Soon after, a 19th-century manuscript was uncovered at the University of Louisville, Kentucky, which was missing its first page, leading to questions over whether its original composers, Mildred and Patty Hill, were "somehow unhappy with the published version" and whether the missing page represented a revision of the song. Ultimately, the agreement to settle was reached in December, with details of the deal only now becoming public.
Nelson initiated the class action in 2013 after being asked to pay a $US1500 licensing fee for her use of Happy Birthday in a documentary about the song.
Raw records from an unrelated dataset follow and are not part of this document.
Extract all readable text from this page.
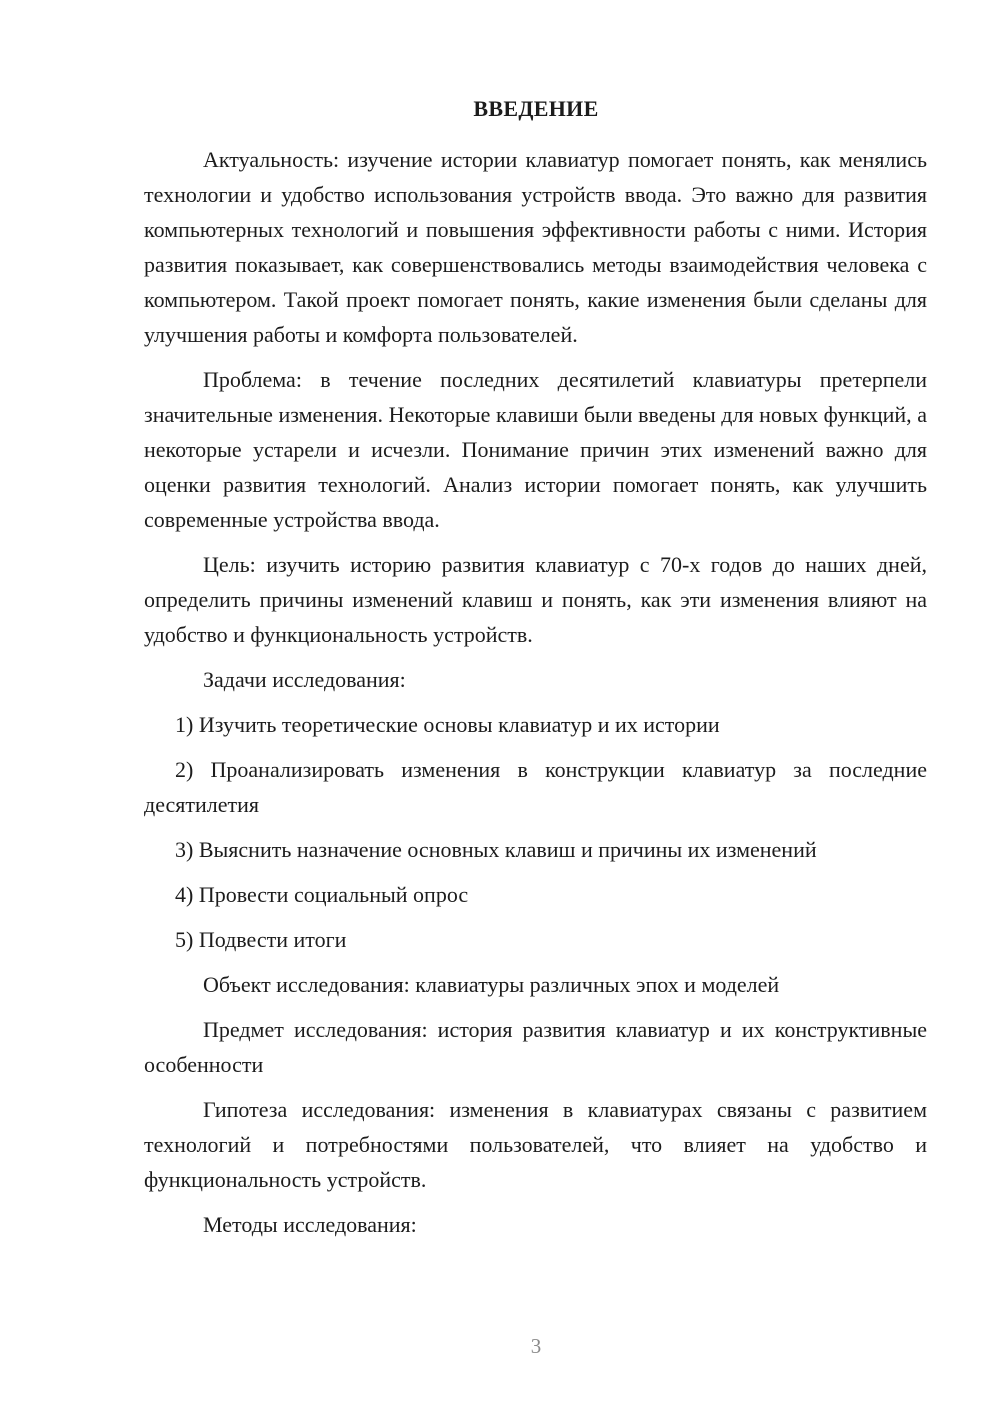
ВВЕДЕНИЕ

Актуальность: изучение истории клавиатур помогает понять, как менялись технологии и удобство использования устройств ввода. Это важно для развития компьютерных технологий и повышения эффективности работы с ними. История развития показывает, как совершенствовались методы взаимодействия человека с компьютером. Такой проект помогает понять, какие изменения были сделаны для улучшения работы и комфорта пользователей.

Проблема: в течение последних десятилетий клавиатуры претерпели значительные изменения. Некоторые клавиши были введены для новых функций, а некоторые устарели и исчезли. Понимание причин этих изменений важно для оценки развития технологий. Анализ истории помогает понять, как улучшить современные устройства ввода.

Цель: изучить историю развития клавиатур с 70-х годов до наших дней, определить причины изменений клавиш и понять, как эти изменения влияют на удобство и функциональность устройств.

Задачи исследования:

1) Изучить теоретические основы клавиатур и их истории

2) Проанализировать изменения в конструкции клавиатур за последние десятилетия

3) Выяснить назначение основных клавиш и причины их изменений

4) Провести социальный опрос

5) Подвести итоги

Объект исследования: клавиатуры различных эпох и моделей

Предмет исследования: история развития клавиатур и их конструктивные особенности

Гипотеза исследования: изменения в клавиатурах связаны с развитием технологий и потребностями пользователей, что влияет на удобство и функциональность устройств.

Методы исследования:

3
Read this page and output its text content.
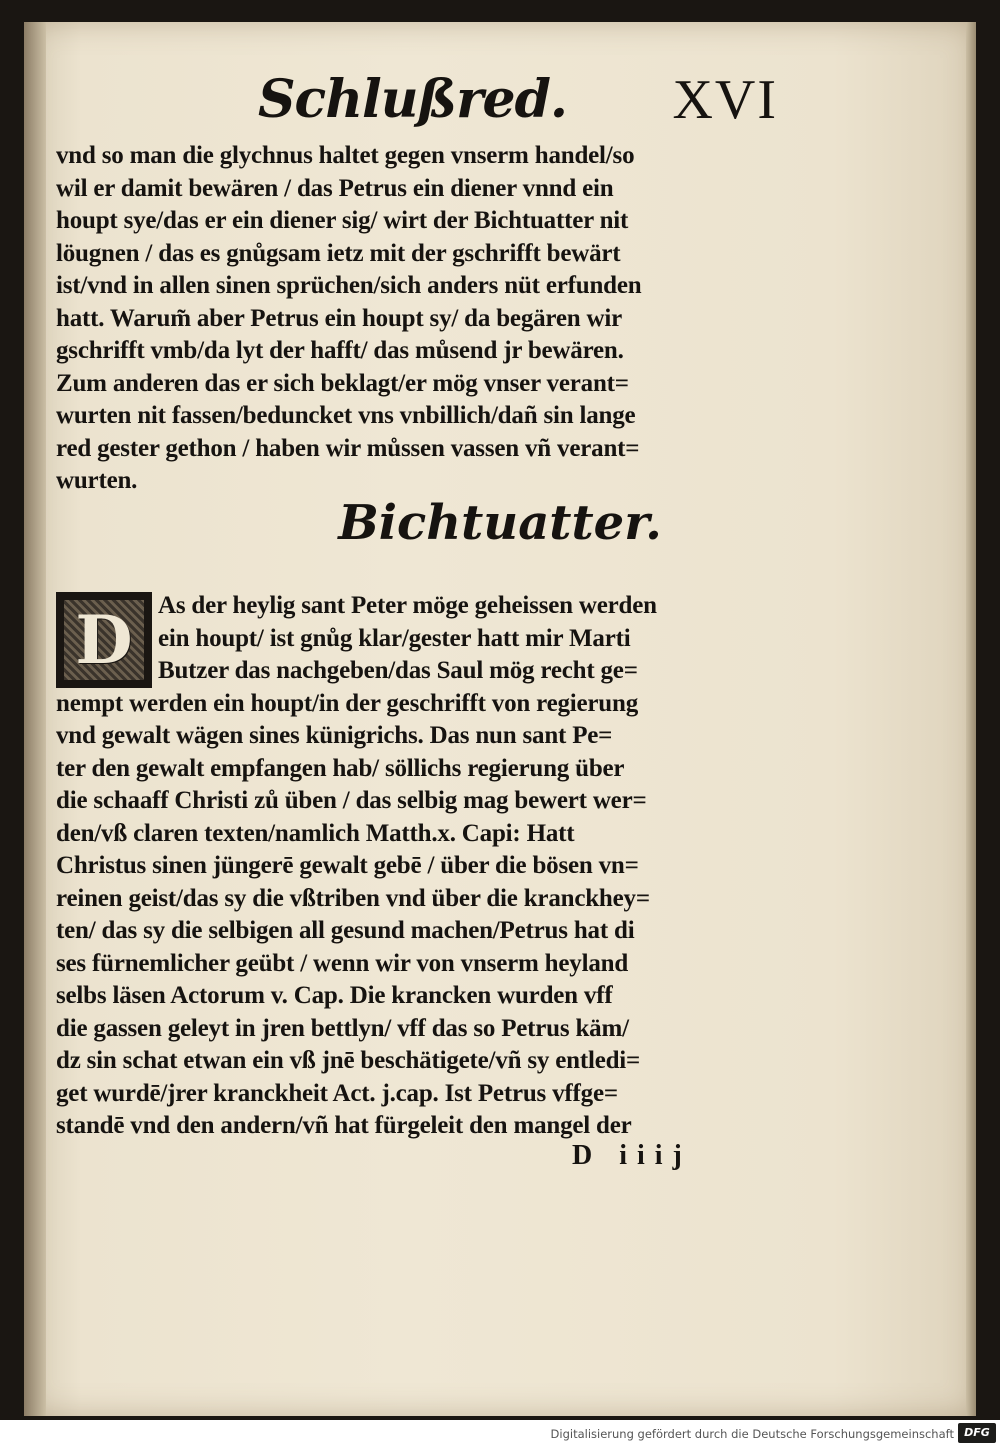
Schlußred. XVI
vnd so man die glychnus haltet gegen vnserm handel/so
wil er damit bewären / das Petrus ein diener vnnd ein
houpt sye/das er ein diener sig/ wirt der Bichtuatter nit
löugnen / das es gnůgsam ietz mit der gschrifft bewärt
ist/vnd in allen sinen sprüchen/sich anders nüt erfunden
hatt. Warum̃ aber Petrus ein houpt sy/ da begären wir
gschrifft vmb/da lyt der hafft/ das můsend jr bewären.
Zum anderen das er sich beklagt/er mög vnser verant=
wurten nit fassen/beduncket vns vnbillich/dañ sin lange
red gester gethon / haben wir můssen vassen vñ verant=
wurten.
Bichtuatter.
D	As der heylig sant Peter möge geheissen werden
ein houpt/ ist gnůg klar/gester hatt mir Marti
Butzer das nachgeben/das Saul mög recht ge=
nempt werden ein houpt/in der geschrifft von regierung
vnd gewalt wägen sines künigrichs. Das nun sant Pe=
ter den gewalt empfangen hab/ söllichs regierung über
die schaaff Christi zů üben / das selbig mag bewert wer=
den/vß claren texten/namlich Matth.x. Capi: Hatt
Christus sinen jüngerē gewalt gebē / über die bösen vn=
reinen geist/das sy die vßtriben vnd über die kranckhey=
ten/ das sy die selbigen all gesund machen/Petrus hat di
ses fürnemlicher geübt / wenn wir von vnserm heyland
selbs läsen Actorum v. Cap. Die krancken wurden vff
die gassen geleyt in jren bettlyn/ vff das so Petrus käm/
dz sin schat etwan ein vß jnē beschätigete/vñ sy entledi=
get wurdē/jrer kranckheit Act. j.cap. Ist Petrus vffge=
standē vnd den andern/vñ hat fürgeleit den mangel der
D iiij
Digitalisierung gefördert durch die Deutsche Forschungsgemeinschaft DFG
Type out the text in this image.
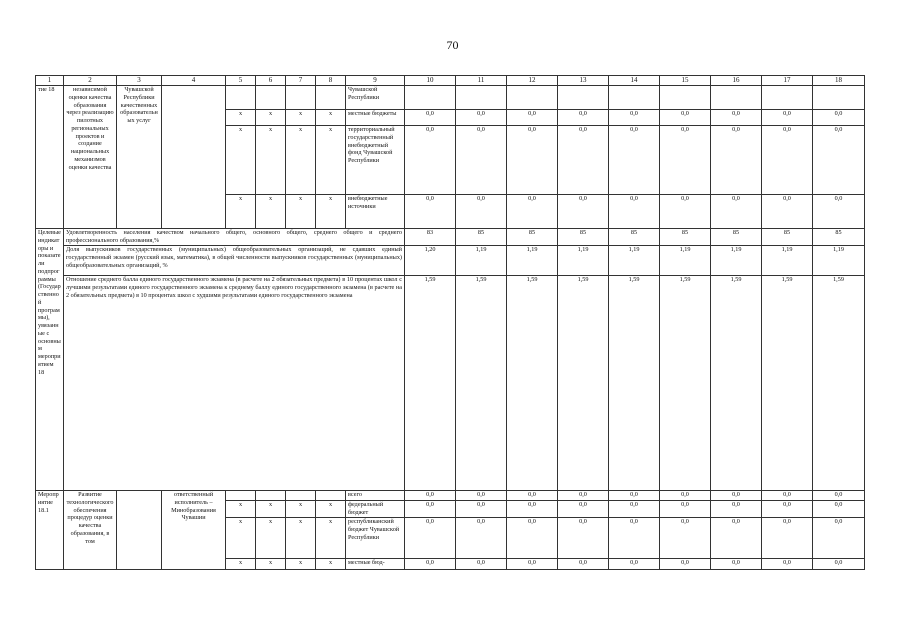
70
1	2	3	4	5	6	7	8	9	10	11	12	13	14	15	16	17	18
тие 18	независимой оценки качества образования через реализацию пилотных региональных проектов и создание национальных механизмов оценки качества	Чувашской Республики качественных образовательных услуг						Чувашской Республики									
				х	х	х	х	местные бюджеты	0,0	0,0	0,0	0,0	0,0	0,0	0,0	0,0	0,0
				х	х	х	х	территориальный государственный внебюджетный фонд Чувашской Республики	0,0	0,0	0,0	0,0	0,0	0,0	0,0	0,0	0,0
				х	х	х	х	внебюджетные источники	0,0	0,0	0,0	0,0	0,0	0,0	0,0	0,0	0,0
Целевые индикаторы и показатели подпрограммы (Государственной программы), увязанные с основным мероприятием 18	Удовлетворенность населения качеством начального общего, основного общего, среднего общего и среднего профессионального образования,%								83	85	85	85	85	85	85	85	85
	Доля выпускников государственных (муниципальных) общеобразовательных организаций, не сдавших единый государственный экзамен (русский язык, математика), в общей численности выпускников государственных (муниципальных) общеобразовательных организаций, %								1,20	1,19	1,19	1,19	1,19	1,19	1,19	1,19	1,19
	Отношение среднего балла единого государственного экзамена (в расчете на 2 обязательных предмета) в 10 процентах школ с лучшими результатами единого государственного экзамена к среднему баллу единого государственного экзамена (в расчете на 2 обязательных предмета) в 10 процентах школ с худшими результатами единого государственного экзамена								1,59	1,59	1,59	1,59	1,59	1,59	1,59	1,59	1,59
Мероприятие 18.1	Развитие технологического обеспечения процедур оценки качества образования, в том		ответственный исполнитель – Минобразования Чувашии					всего	0,0	0,0	0,0	0,0	0,0	0,0	0,0	0,0	0,0
				х	х	х	х	федеральный бюджет	0,0	0,0	0,0	0,0	0,0	0,0	0,0	0,0	0,0
				х	х	х	х	республиканский бюджет Чувашской Республики	0,0	0,0	0,0	0,0	0,0	0,0	0,0	0,0	0,0
				х	х	х	х	местные бюд-	0,0	0,0	0,0	0,0	0,0	0,0	0,0	0,0	0,0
Had the case against it failed, Warner would have retained copyright over Happy Birthday until at least 2030.
As it stands, the plaintiffs in the case will receive just under $US10 million of the total settlement, with the legal team responsible for the win walking away with a hefty $US4.62 million of the cash.
A memo released by the United States District Court, Central District Of California, Western Division, explains of the decision, "The judicial determination that Happy Birthday is in the public domain also has substantial value. Because Defendants have charged for use of the Song, untold thousands of people chose not to use the Song in their own performances and artistic works or to perform the Song in public.
"This has limited the number of times the Song was performed and used. After the Settlement is approved, that restraint will be removed and the Song will be performed and used far more often than it has been in the past.
"While there is no way to make a reliable estimate of the increase that will result, there can be no dispute that the increase will be substantial."